For those of us who carry the weight of mission-driven work, who navigate compassion fatigue and secondary trauma, who care deeply about outcomes that often feel beyond our control, these practices offer more than temporary relief. They offer a pathway to sustainability.
Pause and consider:
- Which of the five practices shared today feels most accessible to you right now? What’s one small way you could try it this week?
- What barriers have you faced in maintaining a gratitude practice? How might one of these fresh approaches address those barriers?
- If you were to write a gratitude letter, who would you write to? What would you want them to know about how they’ve impacted your life?

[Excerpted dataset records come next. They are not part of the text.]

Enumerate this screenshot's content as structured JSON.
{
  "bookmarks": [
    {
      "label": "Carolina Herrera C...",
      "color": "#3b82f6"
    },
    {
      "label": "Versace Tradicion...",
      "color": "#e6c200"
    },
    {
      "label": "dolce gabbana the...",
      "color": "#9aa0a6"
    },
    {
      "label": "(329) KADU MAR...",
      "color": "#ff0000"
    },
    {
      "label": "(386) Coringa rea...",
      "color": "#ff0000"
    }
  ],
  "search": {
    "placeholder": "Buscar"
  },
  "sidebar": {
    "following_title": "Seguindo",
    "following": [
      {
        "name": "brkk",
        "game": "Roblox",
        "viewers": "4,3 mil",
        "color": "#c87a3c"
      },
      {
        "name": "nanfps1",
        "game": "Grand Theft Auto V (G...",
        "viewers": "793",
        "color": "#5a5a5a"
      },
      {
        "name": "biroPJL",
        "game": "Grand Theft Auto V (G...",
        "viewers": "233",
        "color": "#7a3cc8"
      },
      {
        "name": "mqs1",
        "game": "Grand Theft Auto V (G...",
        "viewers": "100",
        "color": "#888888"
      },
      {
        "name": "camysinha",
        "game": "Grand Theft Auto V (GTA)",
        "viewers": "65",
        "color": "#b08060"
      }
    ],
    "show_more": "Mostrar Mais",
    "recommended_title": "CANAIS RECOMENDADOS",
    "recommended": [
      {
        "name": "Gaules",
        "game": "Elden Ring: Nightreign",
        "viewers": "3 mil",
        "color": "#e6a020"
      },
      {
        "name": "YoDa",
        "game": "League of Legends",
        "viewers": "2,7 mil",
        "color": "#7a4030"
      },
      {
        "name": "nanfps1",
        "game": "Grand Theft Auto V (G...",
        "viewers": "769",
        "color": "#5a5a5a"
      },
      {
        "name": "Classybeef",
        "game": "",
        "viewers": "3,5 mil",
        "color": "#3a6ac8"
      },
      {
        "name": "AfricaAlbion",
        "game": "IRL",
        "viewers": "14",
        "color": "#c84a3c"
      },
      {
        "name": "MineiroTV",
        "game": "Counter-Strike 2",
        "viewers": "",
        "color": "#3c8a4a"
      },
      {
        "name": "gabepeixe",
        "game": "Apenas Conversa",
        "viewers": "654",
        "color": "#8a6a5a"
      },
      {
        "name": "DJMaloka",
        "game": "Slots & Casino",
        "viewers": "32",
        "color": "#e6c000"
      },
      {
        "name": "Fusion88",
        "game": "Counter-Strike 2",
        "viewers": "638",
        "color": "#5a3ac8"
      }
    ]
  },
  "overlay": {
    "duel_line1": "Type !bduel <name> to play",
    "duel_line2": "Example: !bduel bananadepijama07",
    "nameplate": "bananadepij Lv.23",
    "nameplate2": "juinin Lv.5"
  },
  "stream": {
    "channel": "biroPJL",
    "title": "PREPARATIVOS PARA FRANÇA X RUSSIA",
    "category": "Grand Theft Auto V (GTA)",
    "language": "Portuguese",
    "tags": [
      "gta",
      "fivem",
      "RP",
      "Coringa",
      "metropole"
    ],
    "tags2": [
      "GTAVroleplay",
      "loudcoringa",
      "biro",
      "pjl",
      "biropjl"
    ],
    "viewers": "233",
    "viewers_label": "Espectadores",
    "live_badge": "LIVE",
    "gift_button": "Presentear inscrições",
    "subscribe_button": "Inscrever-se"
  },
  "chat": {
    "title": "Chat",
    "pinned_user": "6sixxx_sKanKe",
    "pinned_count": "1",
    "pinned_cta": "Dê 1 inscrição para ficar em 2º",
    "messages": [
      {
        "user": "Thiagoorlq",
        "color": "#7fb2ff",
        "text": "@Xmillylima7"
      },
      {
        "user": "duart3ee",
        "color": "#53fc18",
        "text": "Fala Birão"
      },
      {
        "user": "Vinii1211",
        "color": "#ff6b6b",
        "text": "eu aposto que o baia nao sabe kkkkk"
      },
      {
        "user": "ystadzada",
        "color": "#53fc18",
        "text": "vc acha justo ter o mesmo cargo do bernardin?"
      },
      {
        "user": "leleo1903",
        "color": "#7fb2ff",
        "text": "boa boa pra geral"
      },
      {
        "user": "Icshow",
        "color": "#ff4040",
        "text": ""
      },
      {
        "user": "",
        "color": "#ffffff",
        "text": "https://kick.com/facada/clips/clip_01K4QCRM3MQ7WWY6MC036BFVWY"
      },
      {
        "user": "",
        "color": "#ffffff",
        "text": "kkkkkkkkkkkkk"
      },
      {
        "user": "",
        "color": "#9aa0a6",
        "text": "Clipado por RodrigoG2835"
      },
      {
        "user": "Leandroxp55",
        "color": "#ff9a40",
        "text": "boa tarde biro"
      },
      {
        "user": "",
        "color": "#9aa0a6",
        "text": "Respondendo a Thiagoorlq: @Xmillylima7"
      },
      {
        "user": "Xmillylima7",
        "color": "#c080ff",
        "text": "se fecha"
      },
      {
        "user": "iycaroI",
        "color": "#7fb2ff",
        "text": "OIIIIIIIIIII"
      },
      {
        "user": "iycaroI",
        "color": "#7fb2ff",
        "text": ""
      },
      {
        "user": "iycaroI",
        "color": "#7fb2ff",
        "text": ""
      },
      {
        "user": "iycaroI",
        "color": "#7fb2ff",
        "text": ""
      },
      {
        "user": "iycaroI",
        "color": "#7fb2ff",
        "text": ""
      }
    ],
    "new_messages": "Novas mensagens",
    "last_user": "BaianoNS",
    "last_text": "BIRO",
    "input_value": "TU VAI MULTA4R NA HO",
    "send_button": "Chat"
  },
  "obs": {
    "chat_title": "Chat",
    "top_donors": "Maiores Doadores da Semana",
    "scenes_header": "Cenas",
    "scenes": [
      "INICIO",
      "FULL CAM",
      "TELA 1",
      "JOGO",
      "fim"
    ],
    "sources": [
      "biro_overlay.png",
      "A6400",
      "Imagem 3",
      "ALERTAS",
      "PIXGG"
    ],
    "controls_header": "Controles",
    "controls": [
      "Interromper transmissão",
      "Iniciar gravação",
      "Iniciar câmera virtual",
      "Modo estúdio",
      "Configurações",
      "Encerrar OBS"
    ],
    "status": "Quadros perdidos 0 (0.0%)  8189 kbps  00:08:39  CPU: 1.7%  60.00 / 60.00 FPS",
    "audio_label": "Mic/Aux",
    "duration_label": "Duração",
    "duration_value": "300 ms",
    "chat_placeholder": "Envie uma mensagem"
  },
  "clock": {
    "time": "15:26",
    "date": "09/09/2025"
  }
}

- How might shared gratitude practices strengthen your team or organization? What would it look like to introduce one of these practices in your workplace?
Take One Action
Choose ONE gratitude practice from this post to try for the next seven days. Don’t overthink it, just pick the one that resonated most. At the end of the week, journal briefly about what you noticed. What challenged you? What surprised you? What do you want to continue?
Share Your Journey
I’d love to hear from you in the comments: Which practice are you going to try? What’s drawing you to that particular practice? What do you hope to discover or experience through it?
And if you found this helpful, share it with someone else who’s navigating the beautiful, hard work of leading and serving with purpose. Sometimes the most sustaining thing we can do is remind each other that we’re not alone in this journey.
Remember, gratitude isn’t about adding more to your plate. It’s about sustaining what’s already there, about staying healthy and whole so you can continue showing up for the work you’re called to do. These practices are investments in your long-term capacity to flourish, even as you navigate the inevitable challenges of mission-driven work.